The Middle Creek Project was started in 1995 by Lake County to restore native wetlands to the Clear Lake area. The project set a goal of expanding the current wetlands area to double its current size. Lake County has additionally ensured no further loss of wetlands by the passage of the County Shoreline Ordinance which prohibits the removal of wetland vegetation on private property.

In 2009 the Middle Creek and Hamilton City Flood Damage Restoration and Ecosystem Act (AB74) was signed by Governor Arnold Schwarzenegger. The project was to provide funding to breach the levees and restore 1,650 acres of lake and wetland. Bloody Island should again be an island. The project has the additional aim of reducing the amount of phosphorus entering the lake by 40%. The additional water resulting from the increased lake area is to be allocated to municipal districts drawing water from the lake. Yolo's water allowance under the Solano decree may also be increased.

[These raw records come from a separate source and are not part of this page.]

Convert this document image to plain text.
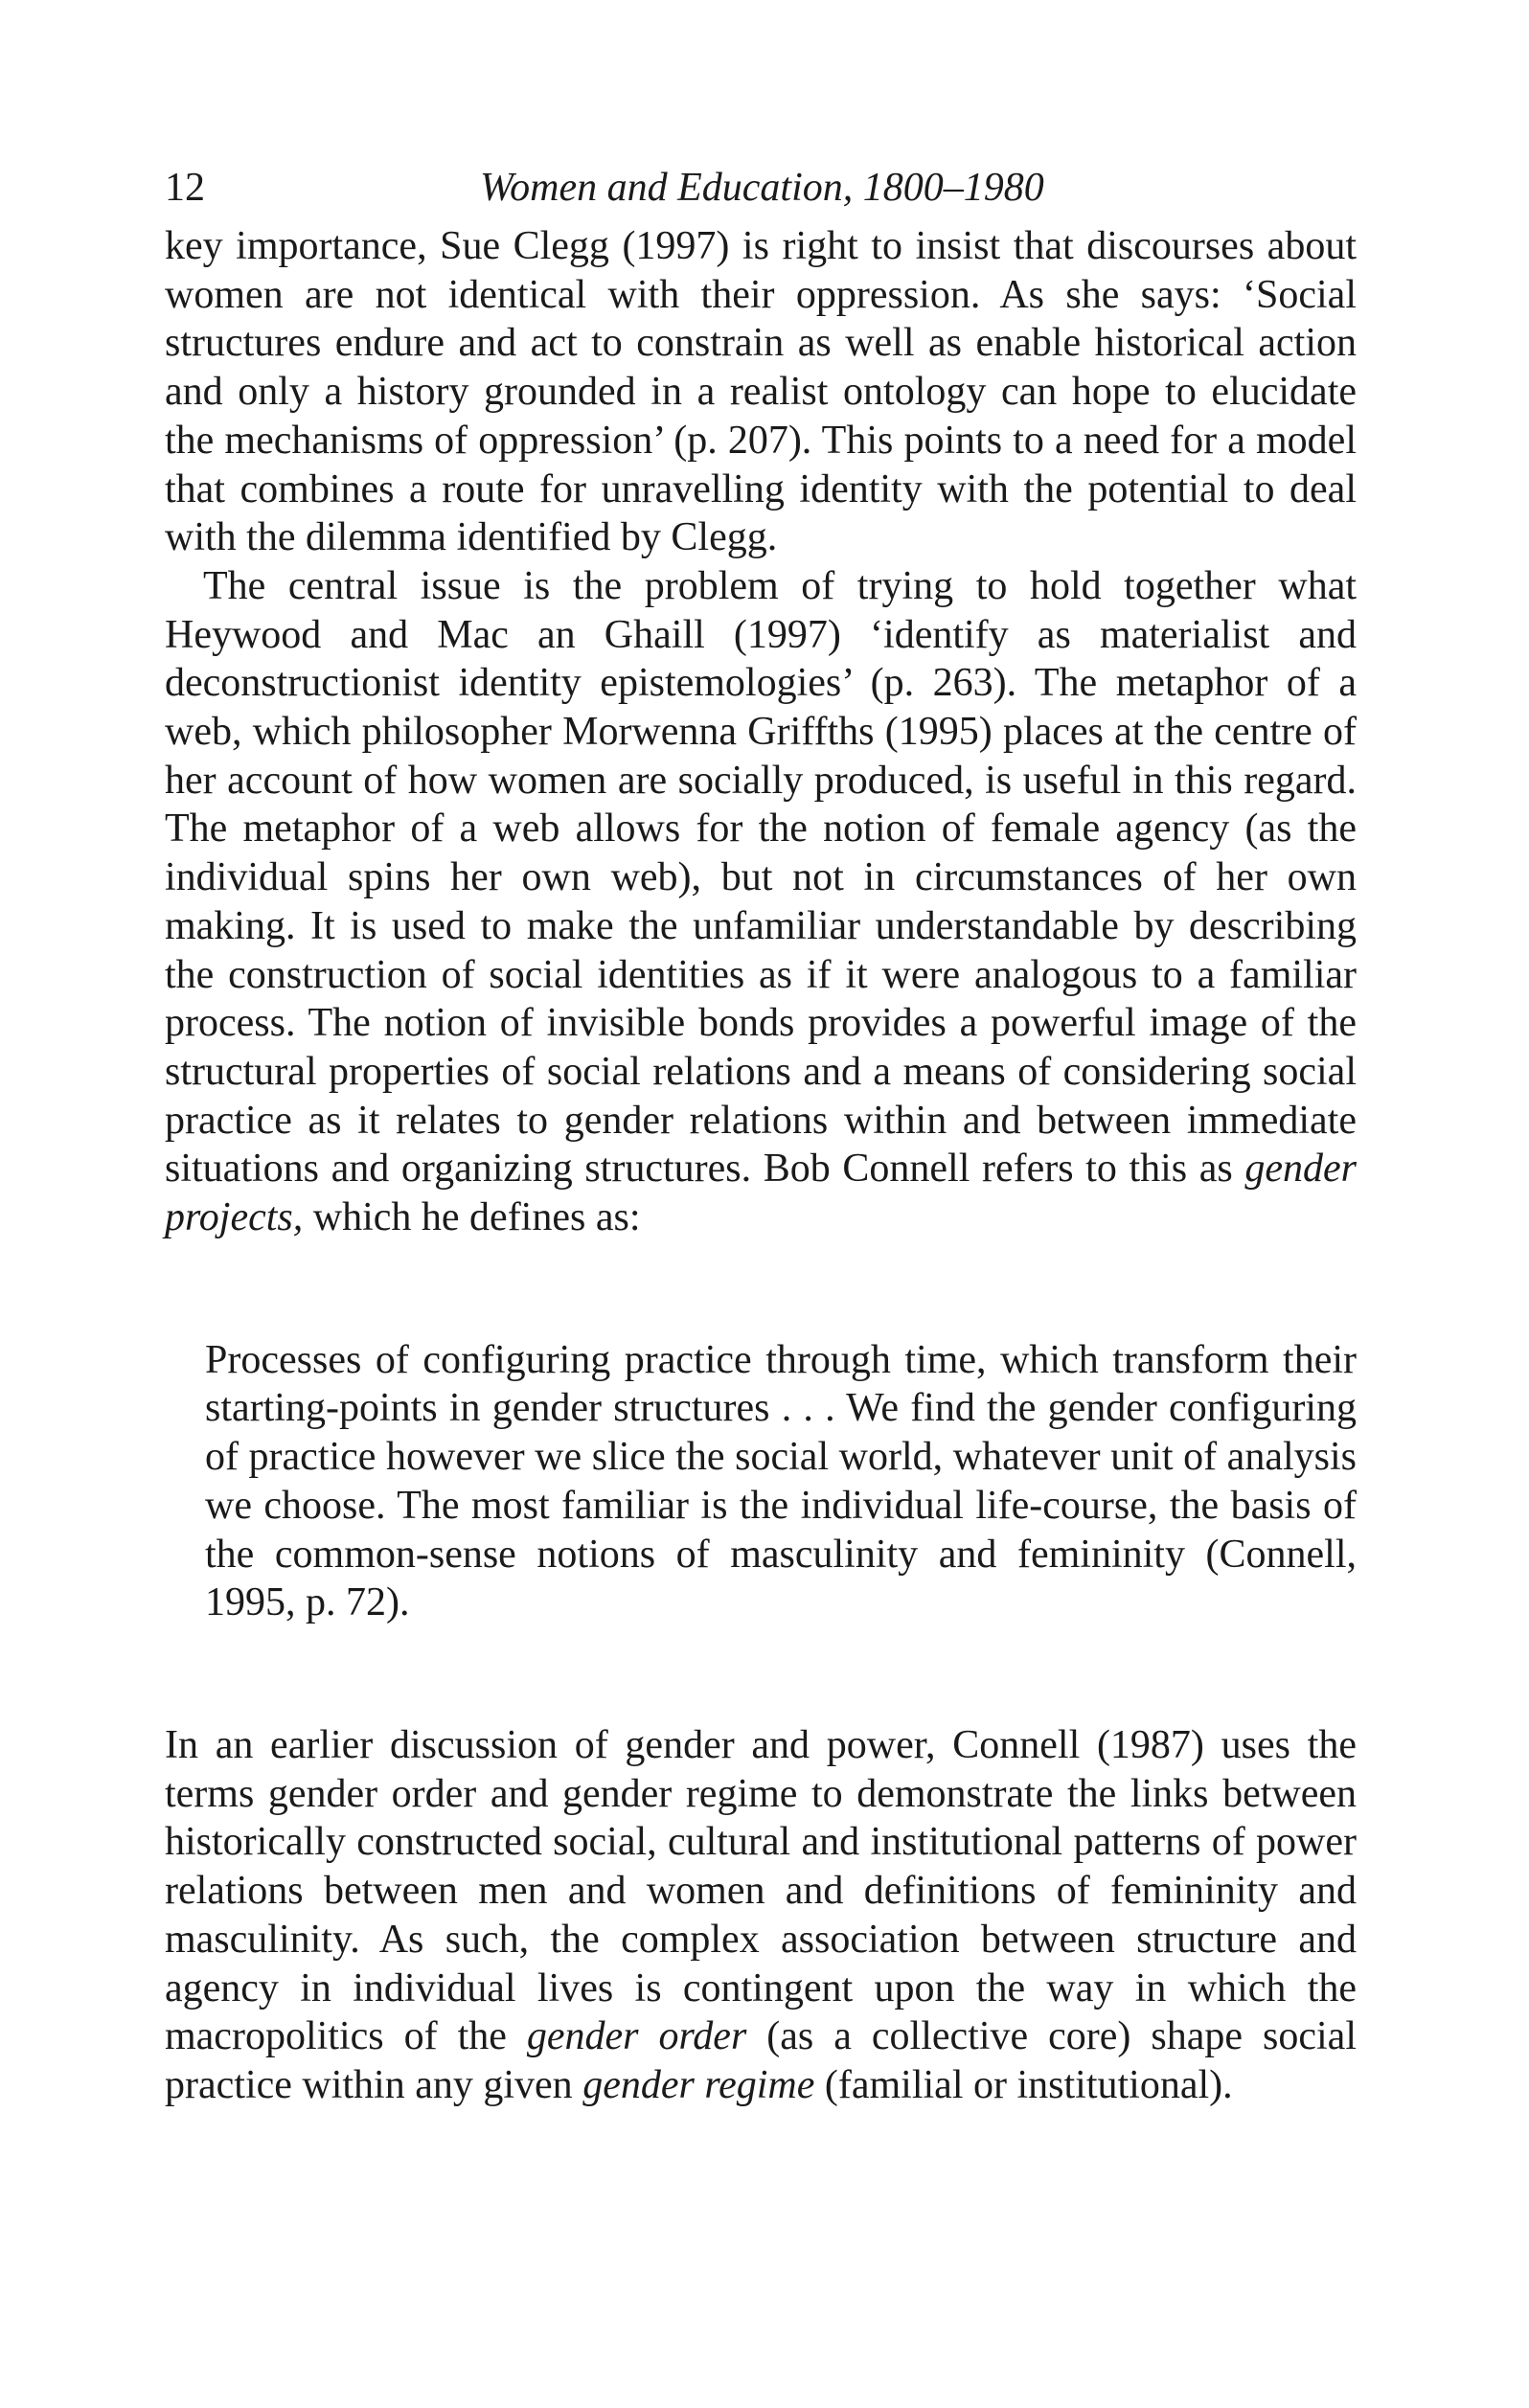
12	Women and Education, 1800–1980

key importance, Sue Clegg (1997) is right to insist that discourses about women are not identical with their oppression. As she says: ‘Social structures endure and act to constrain as well as enable historical action and only a history grounded in a realist ontology can hope to elucidate the mechanisms of oppression’ (p. 207). This points to a need for a model that combines a route for unravelling identity with the potential to deal with the dilemma identified by Clegg.

The central issue is the problem of trying to hold together what Heywood and Mac an Ghaill (1997) ‘identify as materialist and deconstructionist identity epistemologies’ (p. 263). The metaphor of a web, which philosopher Morwenna Griffths (1995) places at the centre of her account of how women are socially produced, is useful in this regard. The metaphor of a web allows for the notion of female agency (as the individual spins her own web), but not in circumstances of her own making. It is used to make the unfamiliar understandable by describing the construction of social identities as if it were analogous to a familiar process. The notion of invisible bonds provides a powerful image of the structural properties of social relations and a means of considering social practice as it relates to gender relations within and between immediate situations and organizing structures. Bob Connell refers to this as gender projects, which he defines as:

Processes of configuring practice through time, which transform their starting-points in gender structures . . . We find the gender configuring of practice however we slice the social world, whatever unit of analysis we choose. The most familiar is the individual life-course, the basis of the common-sense notions of masculinity and femininity (Connell, 1995, p. 72).

In an earlier discussion of gender and power, Connell (1987) uses the terms gender order and gender regime to demonstrate the links between historically constructed social, cultural and institutional patterns of power relations between men and women and definitions of femininity and masculinity. As such, the complex association between structure and agency in individual lives is contingent upon the way in which the macropolitics of the gender order (as a collective core) shape social practice within any given gender regime (familial or institutional).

The passage of Assembly Bill 707 allowed for the creation of the Blue Ribbon Committee for the Rehabilitation of Clear Lake. The committee is made up of 15 county-appointed members from tribes, universities and various governmental organizations. The committee is charged with providing scientifically sound recommendations for the management of Clear Lake's "economy, ecosystem, and heritage".

A Cyanobacteria Task Force was formed in 2014 which includes the Big Valley, Elem, Scotts Valley and Robinson tribes, as well as various state and federal governmental agencies. The task force focuses primarily on monitoring activities, particularly water sampling and testing for toxins.
Various local ordinances protect the lake from land-use practices in the domesticated areas of the surrounding watershed, and the lake's water quality impairments are addressed by federal and state regulatory programs. Multiple water suppliers in communities surrounding the lake provide potable water for municipal uses in accordance with California's public health regulations.

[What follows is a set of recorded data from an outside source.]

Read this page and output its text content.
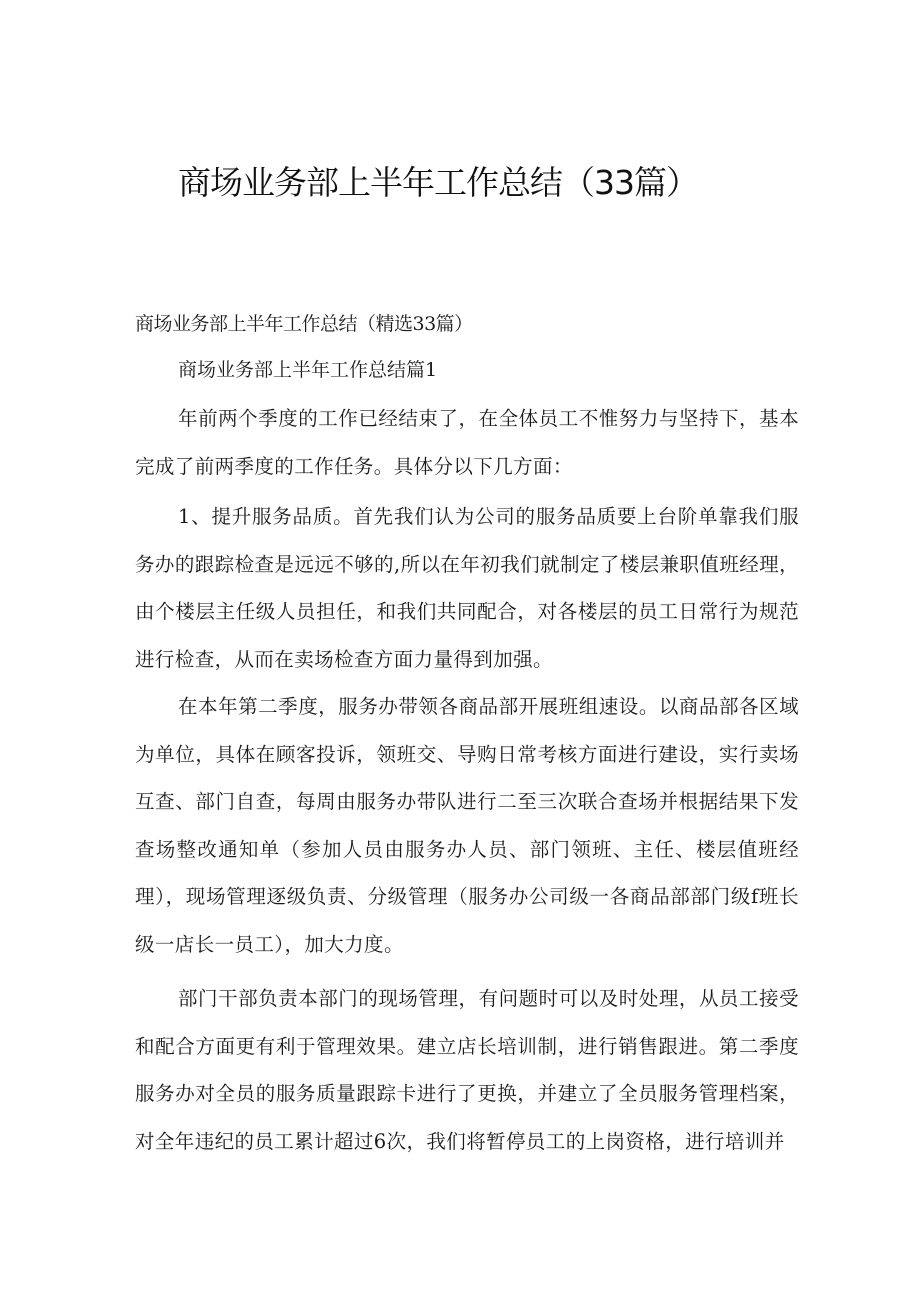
商场业务部上半年工作总结（33篇）
商场业务部上半年工作总结（精选33篇）
商场业务部上半年工作总结篇1

年前两个季度的工作已经结束了，在全体员工不惟努力与坚持下，基本完成了前两季度的工作任务。具体分以下几方面：

1、提升服务品质。首先我们认为公司的服务品质要上台阶单靠我们服务办的跟踪检查是远远不够的,所以在年初我们就制定了楼层兼职值班经理，由个楼层主任级人员担任，和我们共同配合，对各楼层的员工日常行为规范进行检查，从而在卖场检查方面力量得到加强。

在本年第二季度，服务办带领各商品部开展班组速设。以商品部各区域为单位，具体在顾客投诉，领班交、导购日常考核方面进行建设，实行卖场互查、部门自查，每周由服务办带队进行二至三次联合查场并根据结果下发查场整改通知单（参加人员由服务办人员、部门领班、主任、楼层值班经理），现场管理逐级负责、分级管理（服务办公司级一各商品部部门级f班长级一店长一员工），加大力度。

部门干部负责本部门的现场管理，有问题时可以及时处理，从员工接受和配合方面更有利于管理效果。建立店长培训制，进行销售跟进。第二季度服务办对全员的服务质量跟踪卡进行了更换，并建立了全员服务管理档案，对全年违纪的员工累计超过6次，我们将暂停员工的上岗资格，进行培训并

Lake County participates in the state's Department of Water Resources' Integrated Regional Water Management programs, within the Westside Region including Lake, Colusa, Napa, Solano, and Yolo counties. The Lake County Watershed Protection District is the lead agency for Lake County's participation in the Westside Region's long-term (2013–2033) water management programs. Within the jurisdictional boundary of the County of Lake, the Watershed Protection District provides the "Lake County Clean Water Program" for compliance with the National Pollutant Discharge Elimination System (NPDES) pollution prevention programs, and with the NPDES stormwater management permit (issued by the State Water Resources Control Board as Water Quality Order 2013-0001-DWQ), by implementing the Lake County "Stormwater Management Plan".

Lake County also complies with the NPDES aquatic pesticide permit program, allowing licensed pesticide applicators to eradicate nuisance aquatic weeds, in accordance with the "Clear Lake Integrated Aquatic Plant Management Plan". Multi-jurisdictional programs for natural resource management in the Clear Lake watershed—including federal, state, and local land owners in the County of Lake—are described in the "Clear Lake Integrated Watershed Management Plan".